AURORA, Colo — A message to horse lovers and dreamers out there: This will not happen to you.
Well, almost certainly not.
For all the buzz California Chrome’s feel-good run at the Triple Crown is generating for horse racing, his too-good-to-be-true story has virtually no chance of repeating itself, according to the numbers.
The horse that will line up at the Belmont Stakes on Saturday is the product of an unspectacular mare and an equally unheralded stallion, bred in a state not known for producing winners and owned by a couple of racing outsiders who were labeled “dumb asses” for even pondering such a thing.
Byron Rogers, whose business is scientifically analyzing genetic makeup of racehorses, puts the odds at 50,000-to-1 against a horse with the strength and the stamina of a California Chrome ever showing up again among the 21,000 or so thoroughbred foals born each year.
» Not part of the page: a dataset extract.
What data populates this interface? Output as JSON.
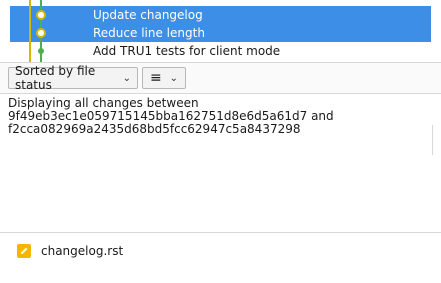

It’s the sort of horse that shows up maybe once every three years, but even then doesn’t always find his way into the spotlight because success requires a magic mix of the right owner, trainer and opportunity.
California Chrome was born at well-respected Harris Farms in Coalinga, California, and trained by longtime horseman Art Sherman, the 77-year-old who returned to the big-time nearly six decades after going to the Kentucky Derby as an exercise rider for Swaps, who won the 1955 Derby.
“This horse had everything go his way,” Rogers said. “He had just about perfect genetics. Art Sherman is a very good trainer. Harris Farms is a good farm. You couldn’t predict any of this at the start with this horse.”
In fact, Rogers says, if California Chrome’s parents were paired again, odds are only about one out of 10 their offspring would make it to a stakes race.